Dear Plunger,

You are my deputy in the wild, wild rest room, BAE of the bathroom and the savior in sudstown. We go a long way back and I look forward to continuing our selfishly beneficial relationship.

I have always had a morbid fascination with you and your kind. I’ll admit that I was not a fan of your cousin the standard plunger. He’s let me down one time too many with his less than stellar work ethic. It just seems that when he’s at work, his heart isn’t really into it, you know? It’s like the feeling you have when you’re eating a gluten free cupcake: you’re eating it cause you had to and not because you actually wanted to.

Then, I met you, Mr. Double. You’re just fantastic. We’ve been through quite a few harrowing moments together. Even after all of these years, I still look out for you when entering the true man cave.

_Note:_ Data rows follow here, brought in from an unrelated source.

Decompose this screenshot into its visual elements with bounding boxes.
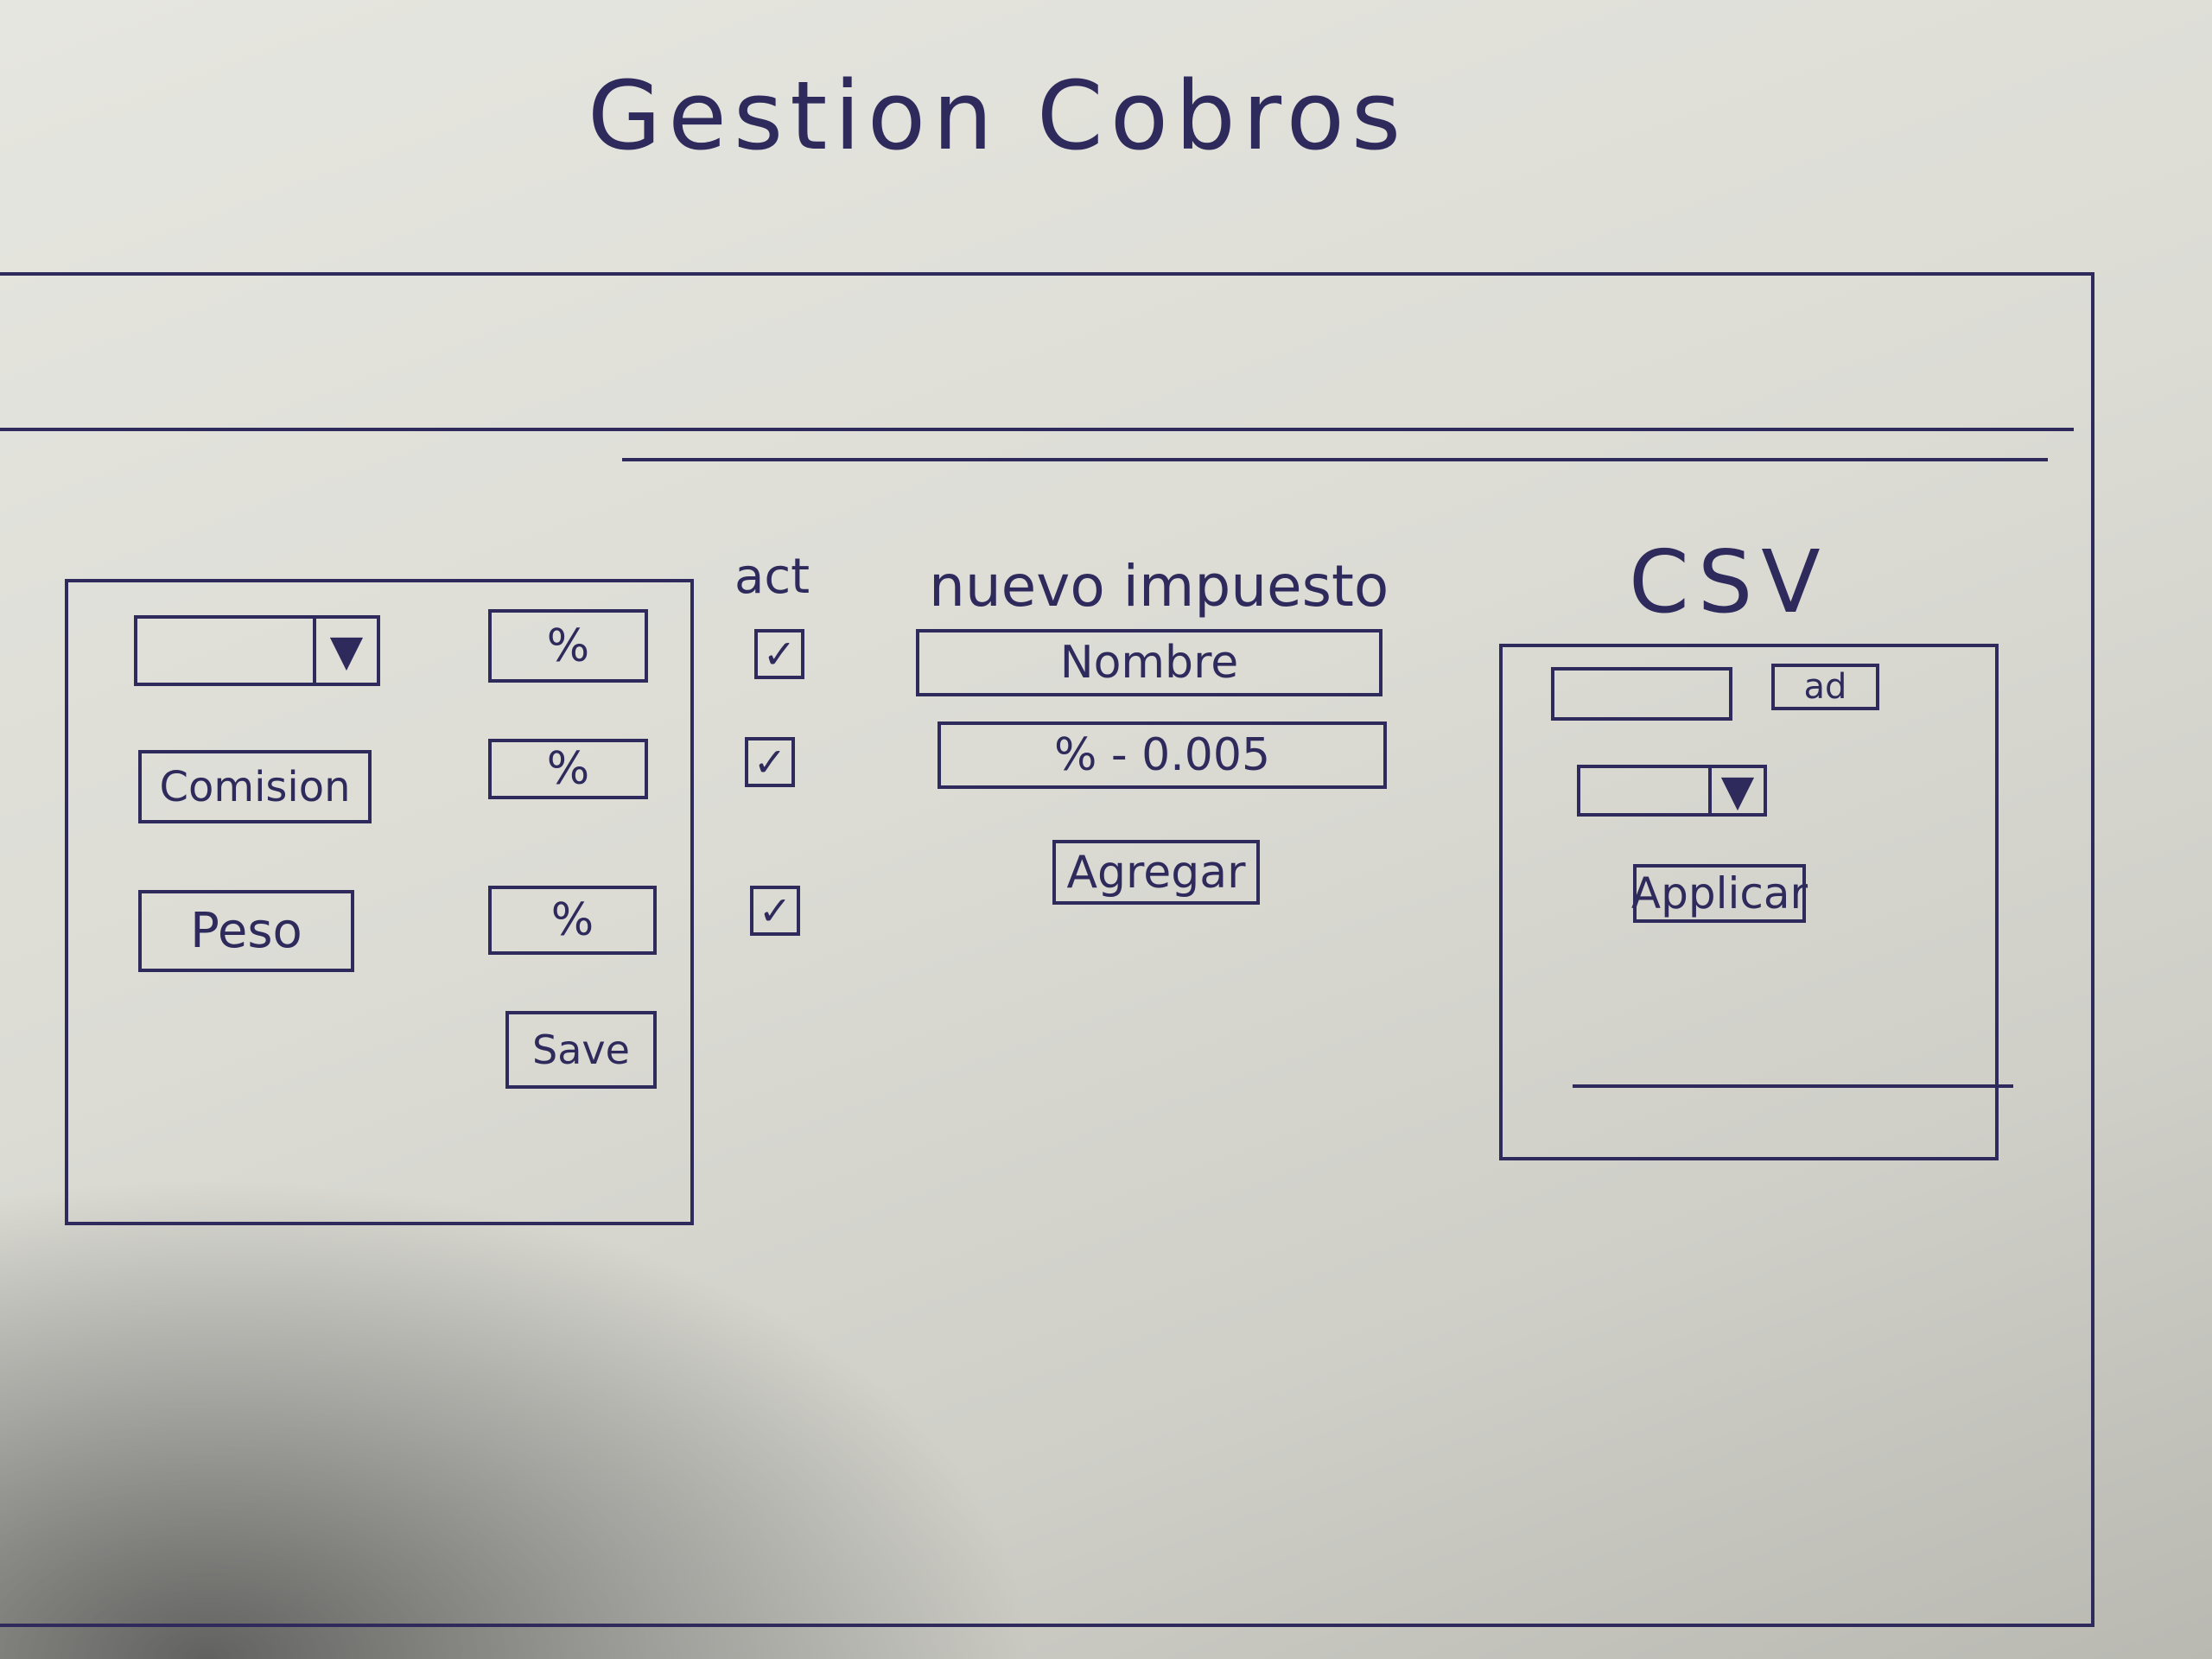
checkbox-checked-icon: ✓ [753, 739, 787, 785]
csv-panel-footer-line [1573, 1084, 2013, 1088]
csv-add-button-label: ad [1803, 667, 1847, 707]
csv-panel [1499, 644, 1999, 1160]
tax-percent-value-2: % [546, 743, 590, 795]
tax-percent-input-1[interactable]: % [488, 609, 648, 683]
new-tax-name-placeholder: Nombre [1059, 637, 1239, 689]
add-tax-button[interactable]: Agregar [1052, 840, 1260, 905]
app-window [0, 272, 2094, 1627]
checkbox-checked-icon: ✓ [758, 887, 792, 934]
add-tax-button-label: Agregar [1066, 846, 1246, 899]
save-button-label: Save [532, 1027, 630, 1073]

 Most people may shy away from you and any discussion about you; they shouldn’t. In fact, I propose that it’s foolish NOT to consider your importance. You should be the second thing a person brings into their household, after their popcorn popper. There was a time when I was that foolish and, oh boy, did I regret it.

The sound of the trees swaying in the warm breeze was like a soft white noise overlay to an orchestra of laughter and sandal claps. The pitter-patter of rain drops eventually drowned out what was, initially, a lovely summer day. We escaped from the liquid blanket and retreated home for some pizza and water (yeah, I still don’t really have soda/pop at my house).

What followed changed my life forever.

A wooden spoon can mix a great soup. A wooden spoon can be a pretty decent makeshift baseball bat or an oar for dainty people. Your job, though, is WAY out of its league. Unfortunately for me, I had not yet moved you in. Even more unfortunately for the wooden spoon, I had moved him in. The look on my friends face after losing, what I imagine, was a battle of epic proportion will serve as a reminder of my slip of mind.

Walking back home from Walgreens with you, a bucket, Pinesol cleaner, I recognized how vital you were to not only the bathroom ecosystem but to a person’s own nerves. My appreciation for you was renewed and a great lesson was learned. My only regret is that it came at the price of a decent spoon and Ikea bath mat.

Month’s later, I stood face to face with the great pearl bowl in my girlfriend’s house, alone without your company. Remembering this moment, I chose not to repeat history and, instead, waited; mostly to keep my own dignity but also because her spoons were much too far away.

Thank you for saving me again and again and again, ol’ pal.

Flushfully yours,

Adriel

*In loving memory of Pops; my real life deputy and friend.